The fund’s overall AUM, which includes both the Montreux Care Home Fund domiciled in Luxembourg, and the Montreux Healthcare Fund in the Isle of Man, was £80m at the end of 2014, a £60m increase from the start of the year.
Portfolio manager John Godden, who has been with the company since 2013, said the institutions which have come on board over the past 12 months, including CCLA Investment Management – manager of the Church of England’s (CoE) assets – are drawn by the strong income and growth story presented by the sector.
Investing in care home facilities – including all the staff and management of the facilities – for adults with learning disabilities as well as the elderly, the Montreux Care Fund generates the majority of its income from the fees it charges local authorities or individuals. There is also underlying capital growth from the value of the properties it owns and renovates.
The attractive demographics for care home investment in the UK is well known, with an aging population requiring increasing amounts of long term care.
There is also a less well known opportunity in providing care for adults with learning difficulties however, particularly as this is also an aging demographic. Godden explained that where the life expectancy for a child born with Down’s syndrome in 1975, for example, was 22 years, it is now 58 due to the higher quality of care and medicine.
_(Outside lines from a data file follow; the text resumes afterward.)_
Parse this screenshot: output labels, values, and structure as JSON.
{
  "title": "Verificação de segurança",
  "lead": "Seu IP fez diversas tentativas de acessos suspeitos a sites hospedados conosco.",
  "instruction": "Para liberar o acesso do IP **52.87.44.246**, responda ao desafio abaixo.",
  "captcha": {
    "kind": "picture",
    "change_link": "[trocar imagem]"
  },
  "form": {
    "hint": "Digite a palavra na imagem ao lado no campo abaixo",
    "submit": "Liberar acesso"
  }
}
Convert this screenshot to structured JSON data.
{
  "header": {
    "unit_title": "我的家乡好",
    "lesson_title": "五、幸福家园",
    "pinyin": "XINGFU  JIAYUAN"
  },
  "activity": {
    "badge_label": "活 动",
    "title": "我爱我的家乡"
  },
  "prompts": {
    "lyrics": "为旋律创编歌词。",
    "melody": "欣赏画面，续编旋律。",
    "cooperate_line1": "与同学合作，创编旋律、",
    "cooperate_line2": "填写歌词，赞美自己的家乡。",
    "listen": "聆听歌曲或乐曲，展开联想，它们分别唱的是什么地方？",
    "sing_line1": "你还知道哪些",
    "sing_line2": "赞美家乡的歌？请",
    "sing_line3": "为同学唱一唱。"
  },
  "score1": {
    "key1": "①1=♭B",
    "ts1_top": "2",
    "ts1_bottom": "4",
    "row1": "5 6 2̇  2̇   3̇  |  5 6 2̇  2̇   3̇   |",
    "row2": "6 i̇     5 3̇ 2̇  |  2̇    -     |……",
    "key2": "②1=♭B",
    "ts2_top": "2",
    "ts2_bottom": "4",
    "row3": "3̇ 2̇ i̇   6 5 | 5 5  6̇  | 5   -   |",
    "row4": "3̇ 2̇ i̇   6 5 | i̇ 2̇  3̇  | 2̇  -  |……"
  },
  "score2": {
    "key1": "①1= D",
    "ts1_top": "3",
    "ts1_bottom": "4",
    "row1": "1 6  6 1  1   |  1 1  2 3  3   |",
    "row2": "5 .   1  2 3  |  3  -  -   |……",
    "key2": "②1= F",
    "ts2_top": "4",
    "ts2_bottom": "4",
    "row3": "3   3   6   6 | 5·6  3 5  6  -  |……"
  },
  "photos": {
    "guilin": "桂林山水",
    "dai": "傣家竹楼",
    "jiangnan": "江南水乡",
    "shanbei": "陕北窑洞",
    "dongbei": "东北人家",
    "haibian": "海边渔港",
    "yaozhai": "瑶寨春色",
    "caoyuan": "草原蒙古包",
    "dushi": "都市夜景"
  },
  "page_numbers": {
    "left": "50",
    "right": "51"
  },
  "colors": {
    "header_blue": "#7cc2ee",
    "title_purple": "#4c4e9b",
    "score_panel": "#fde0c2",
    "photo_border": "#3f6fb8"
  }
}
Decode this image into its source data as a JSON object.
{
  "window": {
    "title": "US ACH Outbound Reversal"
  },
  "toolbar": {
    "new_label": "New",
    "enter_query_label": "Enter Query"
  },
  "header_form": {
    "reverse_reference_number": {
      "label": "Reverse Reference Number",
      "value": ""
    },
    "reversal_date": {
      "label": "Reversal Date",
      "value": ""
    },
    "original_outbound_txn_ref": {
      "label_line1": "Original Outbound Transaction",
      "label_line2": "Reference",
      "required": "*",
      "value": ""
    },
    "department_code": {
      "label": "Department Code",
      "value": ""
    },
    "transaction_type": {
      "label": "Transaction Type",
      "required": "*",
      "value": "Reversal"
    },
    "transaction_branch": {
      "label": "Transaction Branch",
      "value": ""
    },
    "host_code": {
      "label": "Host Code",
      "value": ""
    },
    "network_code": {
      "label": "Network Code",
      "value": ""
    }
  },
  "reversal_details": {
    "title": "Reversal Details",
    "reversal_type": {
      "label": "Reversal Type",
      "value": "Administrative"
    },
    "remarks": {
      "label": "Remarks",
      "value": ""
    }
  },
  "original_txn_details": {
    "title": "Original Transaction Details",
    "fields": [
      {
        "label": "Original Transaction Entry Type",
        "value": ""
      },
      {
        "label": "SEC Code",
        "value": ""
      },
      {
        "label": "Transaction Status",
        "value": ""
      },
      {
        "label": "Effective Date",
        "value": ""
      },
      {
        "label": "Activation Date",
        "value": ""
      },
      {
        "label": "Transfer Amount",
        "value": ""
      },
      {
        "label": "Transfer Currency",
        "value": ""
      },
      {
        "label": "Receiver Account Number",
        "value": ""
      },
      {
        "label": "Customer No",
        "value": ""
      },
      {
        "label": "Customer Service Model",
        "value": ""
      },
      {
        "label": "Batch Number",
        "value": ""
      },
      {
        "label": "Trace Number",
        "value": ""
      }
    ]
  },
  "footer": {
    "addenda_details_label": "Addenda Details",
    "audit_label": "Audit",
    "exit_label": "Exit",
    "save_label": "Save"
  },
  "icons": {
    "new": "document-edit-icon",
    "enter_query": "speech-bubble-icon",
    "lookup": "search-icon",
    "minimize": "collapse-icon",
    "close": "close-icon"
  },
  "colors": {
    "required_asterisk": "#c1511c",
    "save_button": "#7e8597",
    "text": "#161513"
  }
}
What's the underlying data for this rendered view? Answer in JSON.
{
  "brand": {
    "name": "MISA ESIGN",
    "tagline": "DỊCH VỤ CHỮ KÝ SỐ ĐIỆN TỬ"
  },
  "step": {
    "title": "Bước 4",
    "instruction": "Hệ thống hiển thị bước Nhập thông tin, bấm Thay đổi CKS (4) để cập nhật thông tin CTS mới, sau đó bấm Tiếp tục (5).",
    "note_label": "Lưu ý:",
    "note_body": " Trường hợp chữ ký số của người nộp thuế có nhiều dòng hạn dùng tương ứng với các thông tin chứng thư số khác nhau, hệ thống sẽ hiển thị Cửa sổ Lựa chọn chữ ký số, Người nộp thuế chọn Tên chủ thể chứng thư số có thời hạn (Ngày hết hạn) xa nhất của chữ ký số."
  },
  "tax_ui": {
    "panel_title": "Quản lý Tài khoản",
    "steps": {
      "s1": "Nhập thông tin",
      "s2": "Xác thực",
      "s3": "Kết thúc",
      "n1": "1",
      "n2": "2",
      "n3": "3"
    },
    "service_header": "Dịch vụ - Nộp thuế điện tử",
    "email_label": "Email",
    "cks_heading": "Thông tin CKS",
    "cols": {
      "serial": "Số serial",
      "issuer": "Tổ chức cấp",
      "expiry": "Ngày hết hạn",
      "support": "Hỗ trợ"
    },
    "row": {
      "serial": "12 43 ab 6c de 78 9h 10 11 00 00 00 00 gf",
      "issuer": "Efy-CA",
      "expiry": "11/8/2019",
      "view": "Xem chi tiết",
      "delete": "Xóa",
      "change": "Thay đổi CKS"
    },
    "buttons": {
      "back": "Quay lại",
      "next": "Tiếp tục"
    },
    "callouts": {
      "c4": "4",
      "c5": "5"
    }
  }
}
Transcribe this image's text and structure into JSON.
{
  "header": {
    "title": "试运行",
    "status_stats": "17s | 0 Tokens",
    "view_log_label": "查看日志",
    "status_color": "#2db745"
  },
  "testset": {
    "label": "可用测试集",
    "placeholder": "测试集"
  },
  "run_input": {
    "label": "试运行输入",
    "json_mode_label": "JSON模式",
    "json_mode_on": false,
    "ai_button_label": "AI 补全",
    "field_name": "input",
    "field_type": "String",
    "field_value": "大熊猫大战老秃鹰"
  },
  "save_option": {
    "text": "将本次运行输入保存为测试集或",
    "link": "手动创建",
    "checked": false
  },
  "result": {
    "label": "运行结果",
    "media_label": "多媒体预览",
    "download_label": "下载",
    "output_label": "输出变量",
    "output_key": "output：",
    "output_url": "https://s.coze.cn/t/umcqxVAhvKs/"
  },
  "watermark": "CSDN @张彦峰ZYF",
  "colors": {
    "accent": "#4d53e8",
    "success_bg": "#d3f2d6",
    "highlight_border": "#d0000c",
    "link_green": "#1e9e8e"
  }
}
However, while it is the responsibility for providing this higher level of care falls to the local authority once a person is 18, cost and other factors make it difficult for some councils to provide the type of first class care now expected. This, said Godden, is where a company like Montreux is able, due to its scale, to provide a quality service, while remaining affordable for councils and profitable.
Last year, the fund returned 28% and Godden explained, even if there was no investment in new care homes, providing new beds for which the company charges around £1,400 per week, the fund’s “natural yield” would be about 10%.
There are of course some potential headwinds. Of the 4000 staff employed by Montreux, around 10% are on the UK’s minimum wage and there is a danger this could be increased by a new government in May. However, Godden said it could absorb an increase in wage costs of around 20%, with the company remaining profitable.
With such a significant amount of property owned by Montreux, a rise or fall in the property market could also have an impact on the fund. The main danger in the short term though, as the fund grows and the underlying company continues to expand its ownership of care homes across the UK, is a significant rise in property value.
However, Godden said there are a number of large institutions “waiting in the wings” to invest cash, so being priced out of deals isn’t a concern. He also emphasised that Montreux does not build new care homes in the hope they will be filled, but opens new ones following demand from local authorities. An example of this is a new facility it has built in Hartlepool.
Godden also explained that, while property does ostensibly make up a significant portion of the portfolio, it is the business itself of providing care, which drives the performance, generating the yield and overall returns.
“One of the reasons why Montreux is now so well placed is because of its scale,” said Godden. “There are also two significant barriers to entry which prevent others, like similar outfits in the US, from competing – capital, and the fact the regulator, the Care Quality Commission, is very happy with what we do.”
In addition to attracting increasing institutional business, Montreux said international advisers are now also recommending its funds, with around £3m to £3.5m being invested via these intermediaries each month.
It is worth noting however that, while smaller retail investors are provided with monthly liquidity, to avoid any of the problems which have beset some property funds over the past few years, institutional clients are locked in for a set period.
Godden also revealed the long term strategy for the fund will be to float, with the manager predicting an initial public offering after perhaps five years.